Aislinn Clarke’ın izniyle

Sence öyle mi? Fréwakaya da genel olarak korku filmleri evrensel bir çekiciliğe sahip midir ve küresel bir izleyici kitlesi bulabilir mi?
Filmin özür dilemeyen bir İrlanda filmi olmasını istedim. İrlanda’ya ve geçmiş travmalarımızla nasıl başa çıktığımıza veya çıkmadığımıza dair bakış açımı sunmak istedim ve bu benim birincil hedefimdi. Ancak korkunun duygusal bir ortam olduğu ve yolunu bulduğu için seyahat ettiğine her zaman inandım. Bu anlamda evrenseldir. Hepimiz bunu anlayabiliriz. Bunu Japon ve Kore korku filmlerinin veya İspanyol korku filmlerinin Batı dünyasında ne kadar başarılı olduğundan görebiliriz. Korku hayranları başka yerlerden ve kültürlerden filmler izlemeye çok isteklidir. Bu yüzden İrlanda korku filmi olarak sadık kaldım. Ancak aynı zamanda korkuyu nasıl ele aldığınız konusunda iyi bir iş çıkarırsanız, seyahat edeceğine de güvendim.

Peig’in yaşadığı ev de filmde önemli bir karakter. Nasıl buldunuz?
Hiç kimse [in film or TV] daha önce hiçbir şey için kullanmamış, ki bu inanılmaz, çünkü İrlanda küçük bir yer — orada çok fazla şey çekiliyor, ancak daha önce hiç kimse burayı bir mekan olarak kullanmadı. Sanırım bunun nedeni, İrlanda’nın Kuzeyi ve Güneyi arasındaki sınırda olması. Yani onlarca yıldır, devam eden savaş ve diğer her şeyle birlikte, gidilmesi çok zor bir yerdi.

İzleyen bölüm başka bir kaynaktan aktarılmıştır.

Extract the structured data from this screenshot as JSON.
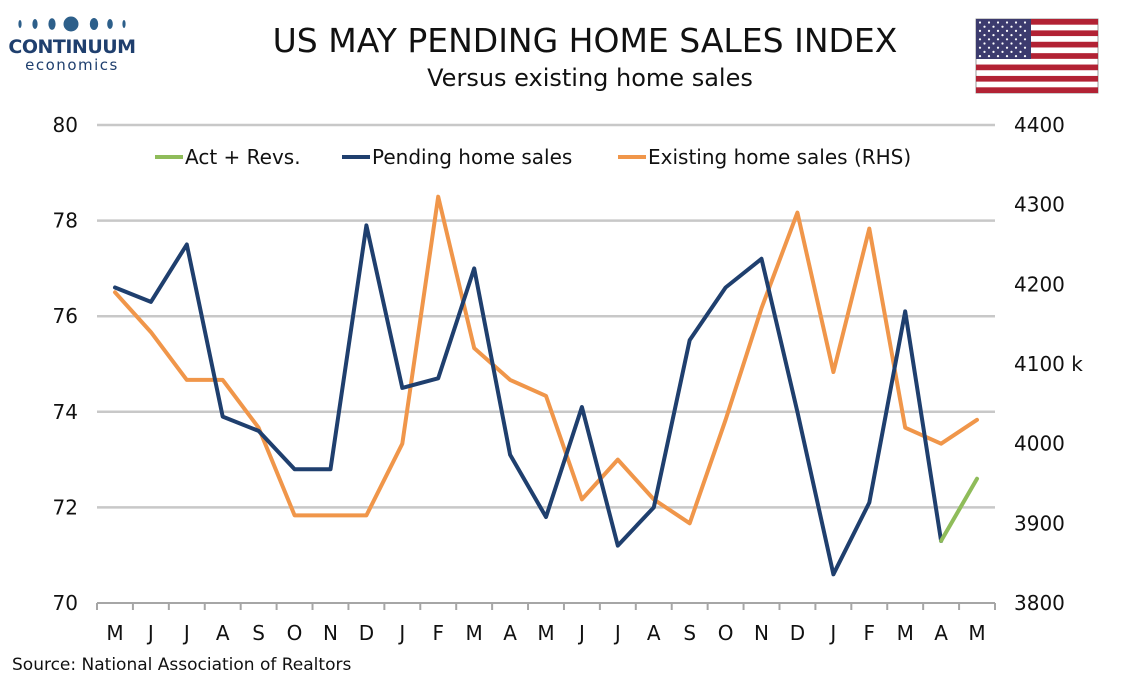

Ama yapımcılardan biri buldu. Birisi ona ormanda bir ev olduğunu söylemişti. Bu yüzden bakmaya gitti ve sonra beni de görmeye getirdi. Baktığımız tek evdi. Ama deja vu gibi vahşi bir his yaşamaya başlamadan önce iki dakika orada kaldım. Ve “Daha önce bu evde bulundum.” diye düşündüm. Ev sahibiyle konuştum ve 21 yaşındayken bir partide orada bulunduğumu anladık. Evet, daha önce evde bulunmuştum ve oldukça ürkütücüydü. Baktığımız ilk ve tek yerdi. Doğru yerdi.

Aile hala evde yaşıyor. Yaşlı bir adam ve oğlu var ve özellikle mutfağa hiç dokunmadık. Ancak yapım tasarımcımız Nicola Moroney evin diğer kısımlarında harika bir iş çıkardı. Yaptığımız tek şey kırmızı kapıydı [that plays a key role in the movie]. Geri kalan her şey o evin görünüşüdür.

Bir sonraki filminizle ilgili paylaşabileceğiniz bir şey var mı? Peki kendinizi korku filmi dışında bir projede yer alırken görüyor musunuz?
Kendinizi yalnızca korku filmleri yapan biri olarak kategorize etmeniz garip olurdu diye düşünüyorum. Bunu her zaman biraz tuhaf bulmuşumdur. Bence bu hikayelerle ve ilginizi çeken şeylerle ilgili. Ama korkuyu seviyorum ve şu ana kadar iki korku filmi çektiğim için sektörde genellikle bu konuda konuşuyorum.

Ama doğrudan korku olmayan bazı şeylerim var, her ne kadar bir şekilde karanlık tarafa doğru eğilse de. Muhtemelen bir romantik komedi yapmayacağım. Şu anda Paramount ile geliştirme aşamasında olan bir projem var, bir korku filmi, doğrudan bir tür filmi. Ve yıldızlar uyumluysa ve her şey plana göre giderse muhtemelen bir sonraki filmim bu olacak ve bir sonraki üzerinde çalışacağım şey bu olacak. Emin değilim [I can share more].

Ama gelecekte, eğer hikaye gerçekten bir şeyler yapabileceğimi hissettiğim bir şey olursa, hemen hemen her şeye açığım.